CUT

Battalion Breakdown is a closer look at the Blue Jackets' season on a player-by-player basis. Today, BlueJackets.com continues the series by looking at Alex Wennberg and his impact on the team's season.

Number: 10
Age: 26
Birth date: Sept. 22, 1994
Birthplace:Stockholm, Sweden
Height, weight: 6-2, 197
Stats: 57 GP, 5-17-22, 1.2 point shares, 50.99 xGF% at 5-on-5 per Natural Stat Trick
Contract:Signed through 2022-23 season (three years remaining)
It seems hard to believe, but Wennberg just turned 26 years old.
He recently completed his sixth full season with the Blue Jackets and has played 415 career regular-season games; by the end of next season, he could be in the franchise's top 10 for games played, and after Boone Jenner, he's the closest Blue Jacket to joining the team's eight-member 500 games club.
In many ways, his veteran nature belies just how young Wennberg still is. He debuted at age 20 in 2014-15 and has played at least 57 games in each of the intervening six years, making him one of the most consistent players on the squad when it comes to being ready to play each night.
Of course, it's what has happened when Wennberg does hit the ice that has become a place of consternation at times for CBJ fans and even the coaching staff and front office.

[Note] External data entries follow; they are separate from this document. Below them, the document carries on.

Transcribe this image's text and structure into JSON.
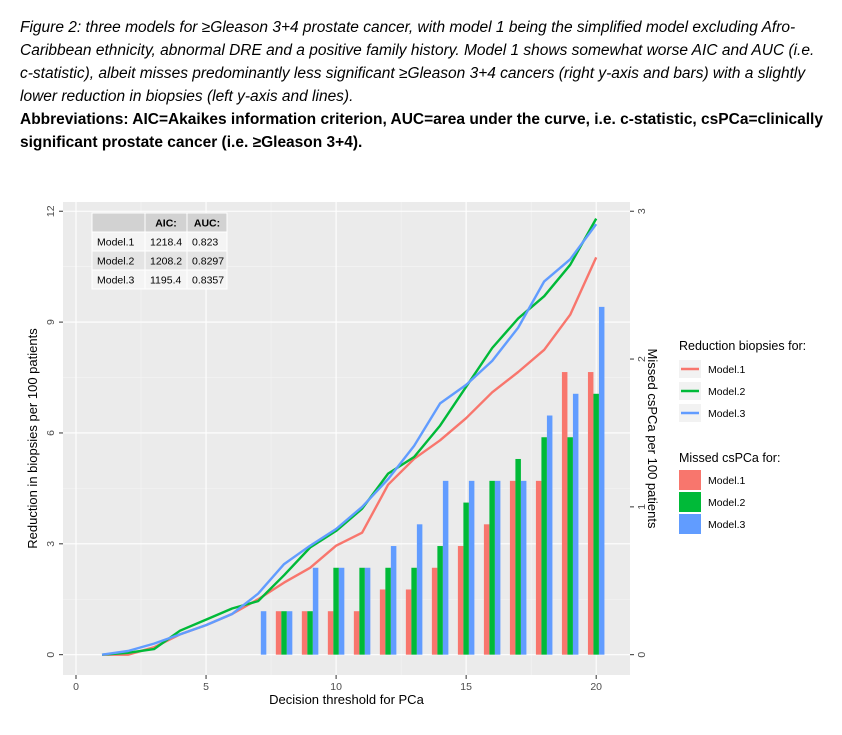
{
  "caption": {
    "italic": "Figure 2: three models for ≥Gleason 3+4 prostate cancer, with model 1 being the simplified model excluding Afro-Caribbean ethnicity, abnormal DRE and a positive family history. Model 1 shows somewhat worse AIC and AUC (i.e. c-statistic), albeit misses predominantly less significant ≥Gleason 3+4 cancers (right y-axis and bars) with a slightly lower reduction in biopsies (left y-axis and lines).",
    "bold": "Abbreviations: AIC=Akaikes information criterion, AUC=area under the curve, i.e. c-statistic, csPCa=clinically significant prostate cancer (i.e. ≥Gleason 3+4)."
  },
  "chart_data": {
    "type": "line",
    "xlabel": "Decision threshold for PCa",
    "ylabel": "Reduction in biopsies per 100 patients",
    "y2label": "Missed csPCa per 100 patients",
    "xlim": [
      -0.5,
      21.3
    ],
    "ylim": [
      -0.55,
      12.25
    ],
    "y2lim": [
      -0.1375,
      3.0625
    ],
    "x_ticks": [
      0,
      5,
      10,
      15,
      20
    ],
    "y_ticks": [
      0,
      3,
      6,
      9,
      12
    ],
    "y2_ticks": [
      0,
      1,
      2,
      3
    ],
    "grid": true,
    "legend_placement": "right",
    "x": [
      1,
      2,
      3,
      4,
      5,
      6,
      7,
      8,
      9,
      10,
      11,
      12,
      13,
      14,
      15,
      16,
      17,
      18,
      19,
      20
    ],
    "lines_legend_title": "Reduction biopsies for:",
    "bars_legend_title": "Missed csPCa for:",
    "series": [
      {
        "name": "Model.1",
        "color": "#F8766D",
        "line": [
          0.0,
          0.0,
          0.2,
          0.55,
          0.8,
          1.1,
          1.5,
          1.95,
          2.35,
          2.95,
          3.3,
          4.6,
          5.3,
          5.8,
          6.4,
          7.1,
          7.65,
          8.25,
          9.2,
          10.75
        ],
        "bars": [
          0,
          0,
          0,
          0,
          0,
          0,
          0,
          0.294,
          0.294,
          0.294,
          0.294,
          0.441,
          0.441,
          0.588,
          0.735,
          0.882,
          1.176,
          1.176,
          1.912,
          1.912
        ]
      },
      {
        "name": "Model.2",
        "color": "#00BA38",
        "line": [
          0.0,
          0.05,
          0.15,
          0.65,
          0.95,
          1.25,
          1.45,
          2.15,
          2.9,
          3.35,
          3.95,
          4.9,
          5.35,
          6.2,
          7.25,
          8.3,
          9.1,
          9.7,
          10.55,
          11.8
        ],
        "bars": [
          0,
          0,
          0,
          0,
          0,
          0,
          0,
          0.294,
          0.294,
          0.588,
          0.588,
          0.588,
          0.588,
          0.735,
          1.029,
          1.176,
          1.324,
          1.471,
          1.471,
          1.765
        ]
      },
      {
        "name": "Model.3",
        "color": "#619CFF",
        "line": [
          0.0,
          0.1,
          0.3,
          0.55,
          0.8,
          1.1,
          1.65,
          2.45,
          2.95,
          3.4,
          4.0,
          4.75,
          5.65,
          6.8,
          7.3,
          7.95,
          8.85,
          10.1,
          10.7,
          11.65
        ],
        "bars": [
          0,
          0,
          0,
          0,
          0,
          0,
          0.294,
          0.294,
          0.588,
          0.588,
          0.588,
          0.735,
          0.882,
          1.176,
          1.176,
          1.176,
          1.176,
          1.618,
          1.765,
          2.353
        ]
      }
    ],
    "table": {
      "headers": [
        "",
        "AIC:",
        "AUC:"
      ],
      "rows": [
        [
          "Model.1",
          "1218.4",
          "0.823"
        ],
        [
          "Model.2",
          "1208.2",
          "0.8297"
        ],
        [
          "Model.3",
          "1195.4",
          "0.8357"
        ]
      ]
    }
  }
}
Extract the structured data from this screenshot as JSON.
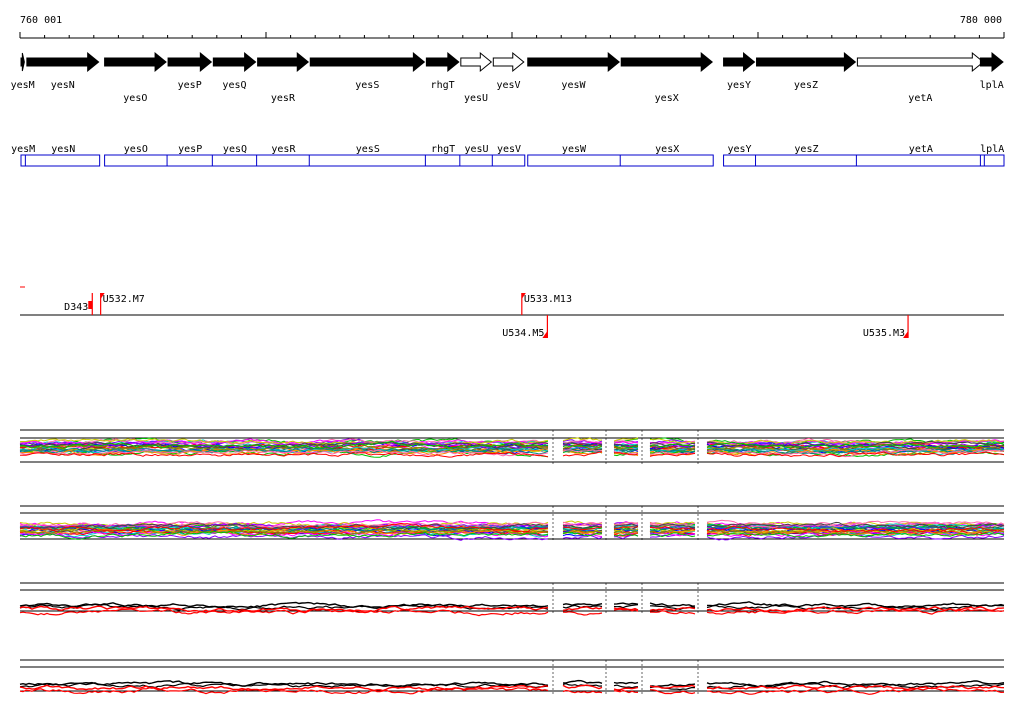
{
  "ruler": {
    "start_label": "760 001",
    "end_label": "780 000"
  },
  "genes": [
    {
      "name": "yesM",
      "start": 760001,
      "end": 760110,
      "strand": "+",
      "filled": true,
      "label_row": 0
    },
    {
      "name": "yesN",
      "start": 760120,
      "end": 761620,
      "strand": "+",
      "filled": true,
      "label_row": 0
    },
    {
      "name": "yesO",
      "start": 761700,
      "end": 762990,
      "strand": "+",
      "filled": true,
      "label_row": 1
    },
    {
      "name": "yesP",
      "start": 762990,
      "end": 763910,
      "strand": "+",
      "filled": true,
      "label_row": 0
    },
    {
      "name": "yesQ",
      "start": 763910,
      "end": 764810,
      "strand": "+",
      "filled": true,
      "label_row": 0
    },
    {
      "name": "yesR",
      "start": 764810,
      "end": 765880,
      "strand": "+",
      "filled": true,
      "label_row": 1
    },
    {
      "name": "yesS",
      "start": 765880,
      "end": 768240,
      "strand": "+",
      "filled": true,
      "label_row": 0
    },
    {
      "name": "rhgT",
      "start": 768240,
      "end": 768940,
      "strand": "+",
      "filled": true,
      "label_row": 0
    },
    {
      "name": "yesU",
      "start": 768940,
      "end": 769600,
      "strand": "+",
      "filled": false,
      "label_row": 1
    },
    {
      "name": "yesV",
      "start": 769600,
      "end": 770260,
      "strand": "+",
      "filled": false,
      "label_row": 0
    },
    {
      "name": "yesW",
      "start": 770300,
      "end": 772200,
      "strand": "+",
      "filled": true,
      "label_row": 0
    },
    {
      "name": "yesX",
      "start": 772200,
      "end": 774090,
      "strand": "+",
      "filled": true,
      "label_row": 1
    },
    {
      "name": "yesY",
      "start": 774280,
      "end": 774950,
      "strand": "+",
      "filled": true,
      "label_row": 0
    },
    {
      "name": "yesZ",
      "start": 774950,
      "end": 777000,
      "strand": "+",
      "filled": true,
      "label_row": 0
    },
    {
      "name": "yetA",
      "start": 777000,
      "end": 779600,
      "strand": "+",
      "filled": false,
      "label_row": 1
    },
    {
      "name": "lplA",
      "start": 779500,
      "end": 780000,
      "strand": "+",
      "filled": true,
      "label_row": 0
    }
  ],
  "transcripts": [
    {
      "labels": [
        "yesM",
        "yesN"
      ],
      "start": 760001,
      "end": 761620
    },
    {
      "labels": [
        "yesO",
        "yesP",
        "yesQ",
        "yesR",
        "yesS",
        "rhgT",
        "yesU",
        "yesV"
      ],
      "start": 761700,
      "end": 770260
    },
    {
      "labels": [
        "yesW",
        "yesX"
      ],
      "start": 770300,
      "end": 774090
    },
    {
      "labels": [
        "yesY",
        "yesZ",
        "yetA"
      ],
      "start": 774280,
      "end": 779600
    },
    {
      "labels": [
        "lplA"
      ],
      "start": 779500,
      "end": 780000
    }
  ],
  "markers": [
    {
      "name": "D343",
      "pos": 761470,
      "side": "above",
      "flag": "left"
    },
    {
      "name": "U532.M7",
      "pos": 761640,
      "side": "above",
      "flag": "right"
    },
    {
      "name": "U533.M13",
      "pos": 770200,
      "side": "above",
      "flag": "right"
    },
    {
      "name": "U534.M5",
      "pos": 770720,
      "side": "below",
      "flag": "left"
    },
    {
      "name": "U535.M3",
      "pos": 778050,
      "side": "below",
      "flag": "left"
    }
  ],
  "colors": {
    "gene_fill": "#000000",
    "transcript_box": "#0000cc",
    "marker": "#ff0000",
    "profile_palette": [
      "#ff0000",
      "#00c000",
      "#0000ff",
      "#ff00ff",
      "#00cccc",
      "#cccc00",
      "#ff8800",
      "#8800ff",
      "#008888",
      "#888800",
      "#ff66aa",
      "#444444"
    ]
  }
}
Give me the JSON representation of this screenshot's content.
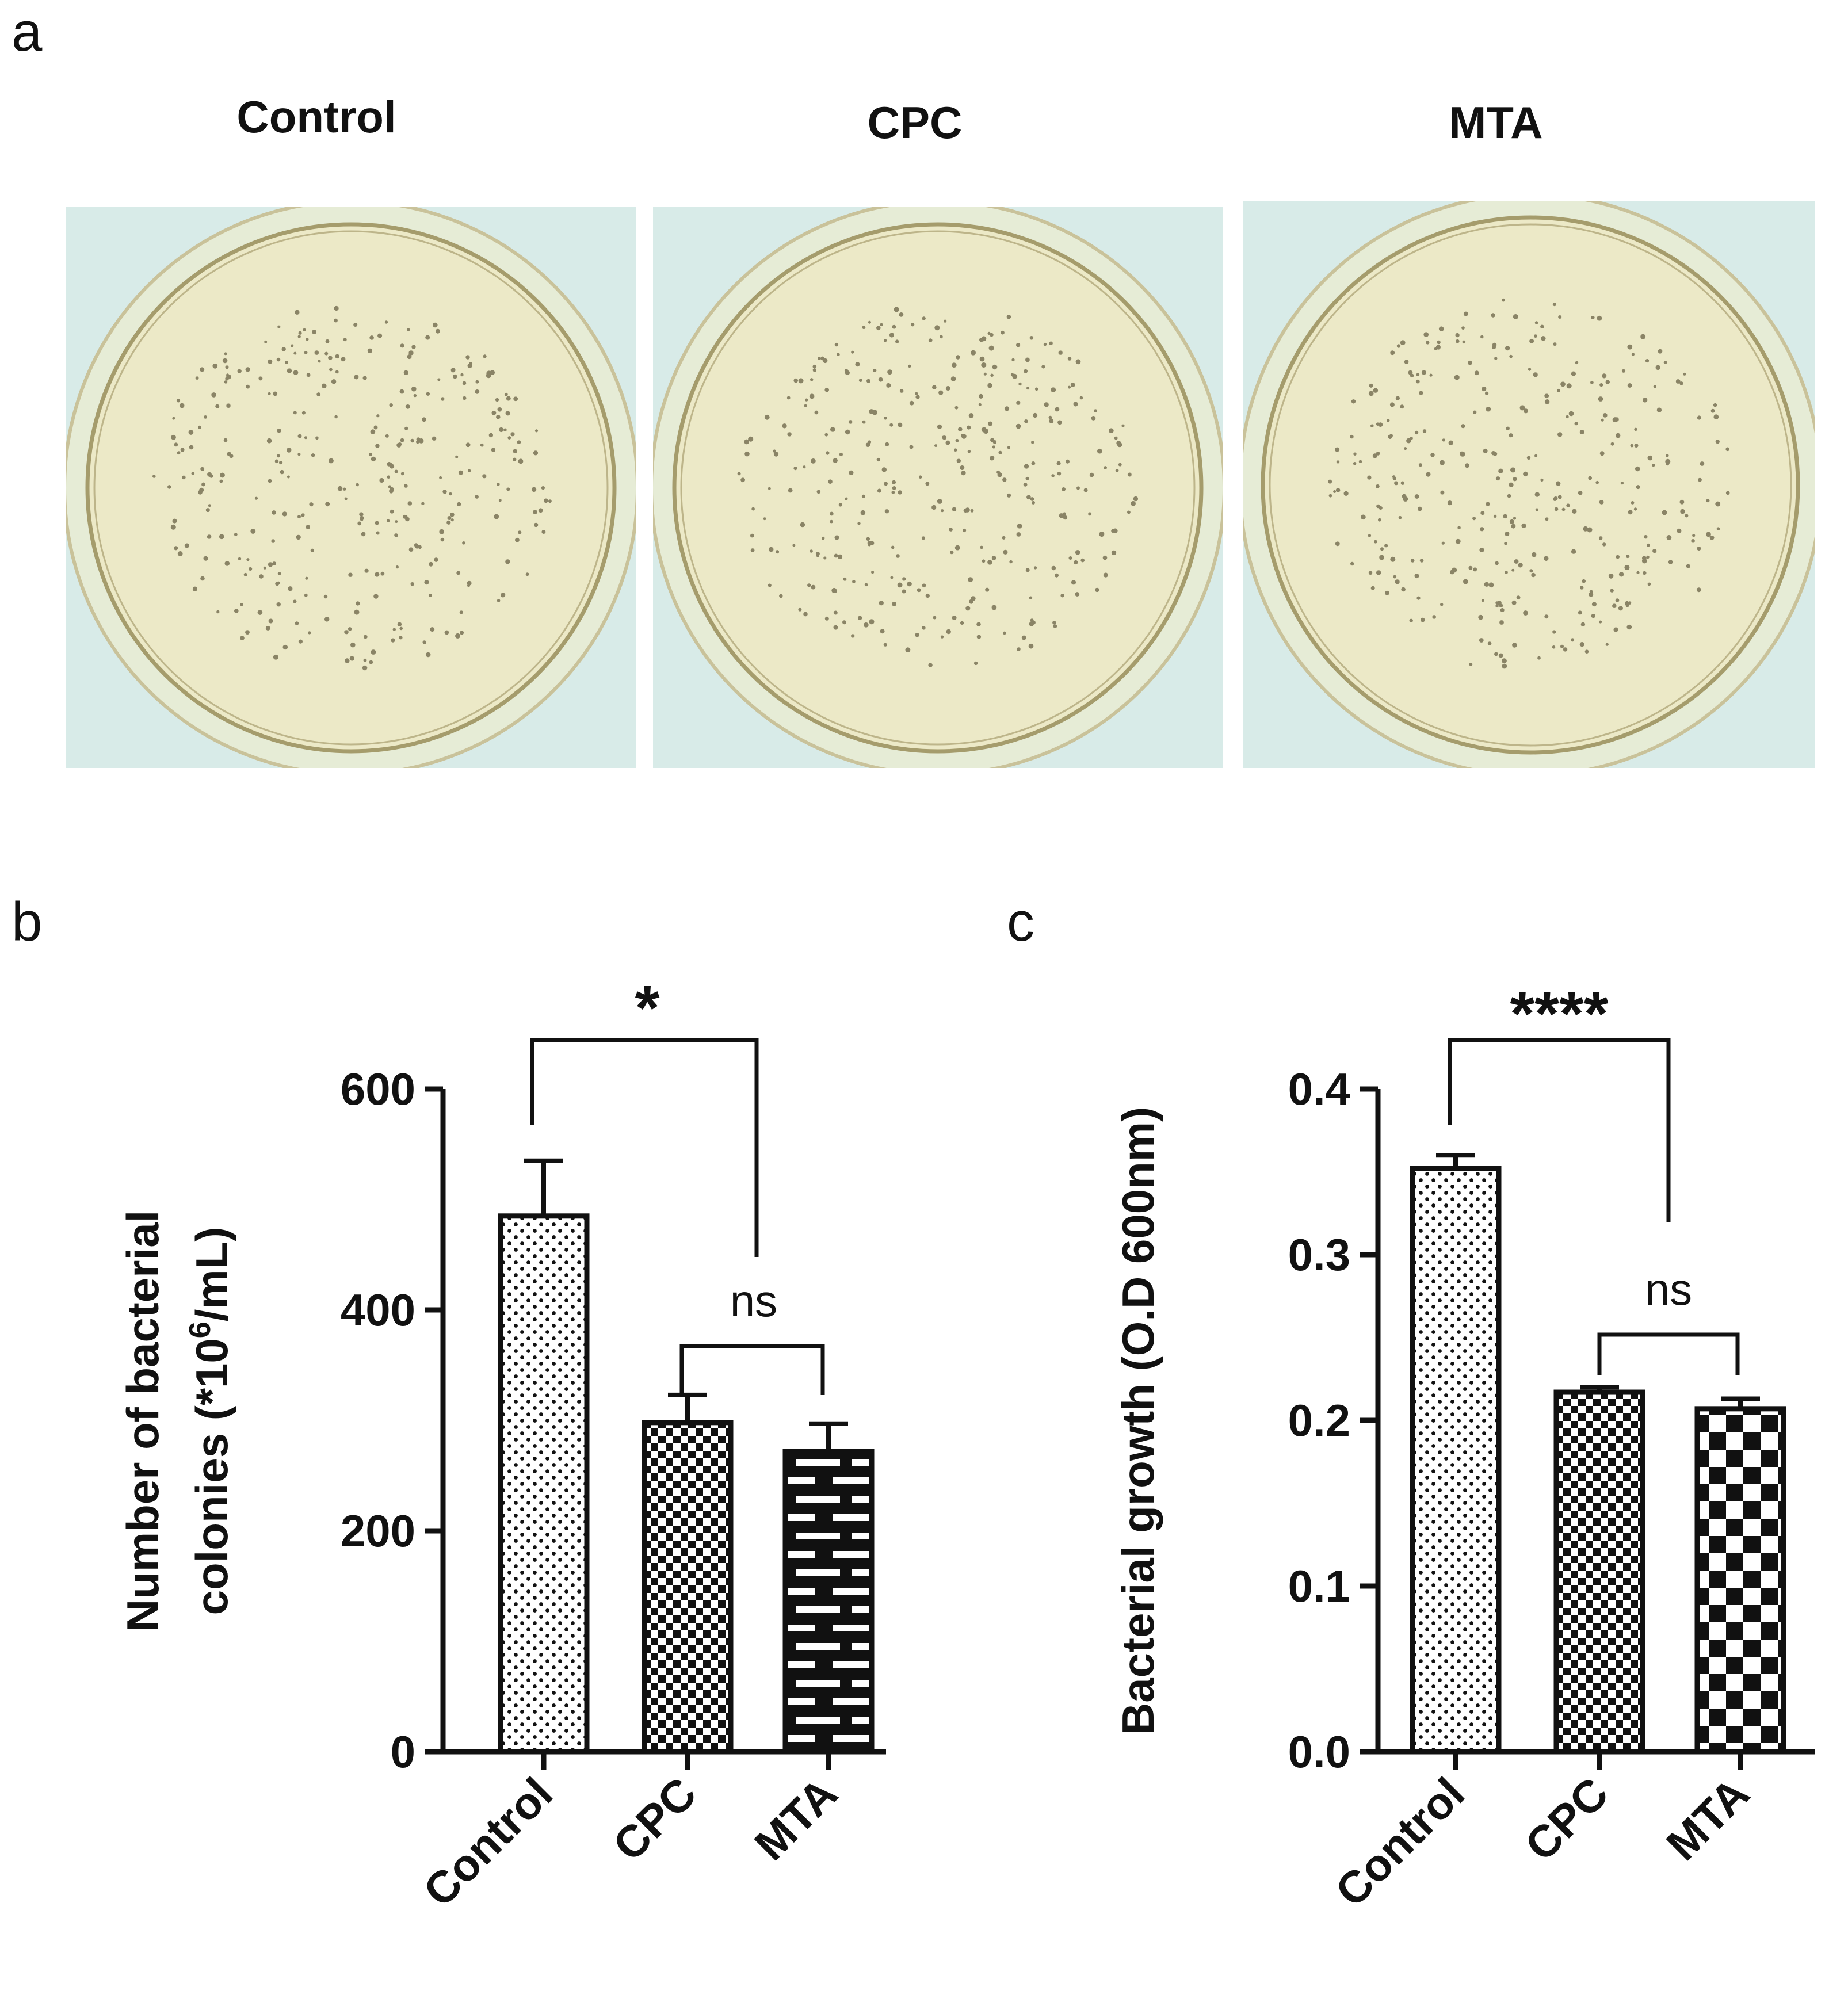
{
  "panels": {
    "a": "a",
    "b": "b",
    "c": "c"
  },
  "plates": [
    {
      "label": "Control"
    },
    {
      "label": "CPC"
    },
    {
      "label": "MTA"
    }
  ],
  "colors": {
    "plate_background": "#d8ebe8",
    "agar": "#ece9c7",
    "plate_rim": "#c9c29a",
    "colony": "#8a8466",
    "bar_stroke": "#111111"
  },
  "chart_data": [
    {
      "type": "bar",
      "panel": "b",
      "categories": [
        "Control",
        "CPC",
        "MTA"
      ],
      "values": [
        485,
        298,
        272
      ],
      "errors": [
        50,
        25,
        25
      ],
      "patterns": [
        "dots",
        "checker-small",
        "brick"
      ],
      "ylim": [
        0,
        600
      ],
      "yticks": [
        "0",
        "200",
        "400",
        "600"
      ],
      "ylabel_line1": "Number of bacterial",
      "ylabel_line2_prefix": "colonies (*10",
      "ylabel_superscript": "6",
      "ylabel_line2_suffix": "/mL)",
      "xlabel": "",
      "grid": false,
      "significance": [
        {
          "between": [
            "Control",
            "MTA"
          ],
          "label": "*"
        },
        {
          "between": [
            "CPC",
            "MTA"
          ],
          "label": "ns"
        }
      ]
    },
    {
      "type": "bar",
      "panel": "c",
      "categories": [
        "Control",
        "CPC",
        "MTA"
      ],
      "values": [
        0.352,
        0.217,
        0.207
      ],
      "errors": [
        0.008,
        0.003,
        0.006
      ],
      "patterns": [
        "dots",
        "checker-small",
        "checker-large"
      ],
      "ylim": [
        0,
        0.4
      ],
      "yticks": [
        "0.0",
        "0.1",
        "0.2",
        "0.3",
        "0.4"
      ],
      "ylabel": "Bacterial growth (O.D 600nm)",
      "xlabel": "",
      "grid": false,
      "significance": [
        {
          "between": [
            "Control",
            "MTA"
          ],
          "label": "****"
        },
        {
          "between": [
            "CPC",
            "MTA"
          ],
          "label": "ns"
        }
      ]
    }
  ]
}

By now, the story is well known -- after a 59-point season in 2016-17 (0.74 points per game), Wennberg has followed up with seasons of 35 (0.53 per game), 25 (0.33 per game) and 22 points (0.39).
The edict from head coach John Tortorella is that Wennberg needs to hold the puck more and make more plays with his fantastic vision, and the player himself has expressed frustration as to his inability how to figure out more offensively.
It seems as though it will forever be the battle for Wennberg, whose defensive and penalty kill abilities have never been questioned. After a season both Wennberg and his coach saw as an improvement, especially when it came to Wennberg's playoff performance, Tortorella admitted the ups and downs for the center continue to be frustrating.
"It (ticks) me off and it excites you at the same time," Tortorella says of the inconsistencies. "Wenny wants to try to get better. He wants to see how he can improve. ... I thought (in the playoffs) he just started carrying the puck, carrying the puck to the middle of the ice, held on to pucks, won some faceoffs. I think I played him 23 minutes in (Game 5 vs. Tampa Bay) and he deserved it.
"But it (ticks) me off why he isn't there all the time."
Entering the season: Wennberg was expected to again fill a spot as one of the team's four centers while playing penalty kill time. Anything else was going to have to be earned by him after a two-goal season in 2018-19 that ended in frustration as he was a healthy scratch for six of 10 postseason games.
Season recap:Things were better for Wennberg, who needed just nine games to reach his goal total from the year before. He ended up with five goals and 22 points, modest improvements in goals and points per game despite playing in just 57 games after missing nearly a month during February because of injury.
They weren't the kind of numbers that would knock your socks off -- he was on a 7-25-32 pace for an 82-game season -- but they were better, and there were times throughout the season where Wennberg appeared more driven to play with the puck on his stick and more willing to impose himself on the game. After posting just 64 shots on goal in 75 games in 2018-19, Wennberg had 72 in 57 games this past season.
Perhaps the biggest reason for his drop in overall production over the past few years, though, has come on the power play. While Wennberg accounted for 1.35 points per 60 minutes at 5-on-5 in 2019-20, down from 1.57 points per 60 three years ago, it's not a precipitous drop.
But whereas Wennberg had 6.51 points per 60 minutes on the power play three years ago, he played half the amount of power-play time this season and was at 2.56 points per 60 when he was on the ice. Where both Wennberg and the team's power play excellent during the 50-win season of 2016-17, neither has been able to recapture the magic since then.
Wennberg also played key penalty kill time, mostly with his favorite powerkill partner Cam Atkinson but also with others thanks to the injuries Atkinson suffered, and again was a solid member of a unit that was one of the best in the NHL yet again.

Top Moment

Could it be anything else other than Wennberg's highlight-reel goal in Game 2 of the playoff series vs. Tampa Bay? It was a goal that turned heads across the league, as Wennberg skated into the offensive zone all alone facing two defensemen, made a deke through his legs and off his skate to get around Kevin Shattenkirk and then scored past Andrei Vasilevskiy to give Columbus a 3-1 lead in a game it would eventually win. The fantastic individual effort capped a solid playoff effort for Wennberg, a former soccer player in his native Sweden who clearly still has a little magic in his boots.

Highlights
By the numbers

201: With 201 career points, Wennberg is in the top 10 in franchise history, sitting eighth overall.
16:41: Wennberg averaged 16:41 of ice time per game, an almost two-minute boost from the 15:05 from 2018-19.
56: The numbers show Wennberg was also more willing to take a hit this year. He was hit 56 times at 5-on-5, an increase from 47 the year prior, despite playing 18 fewer games.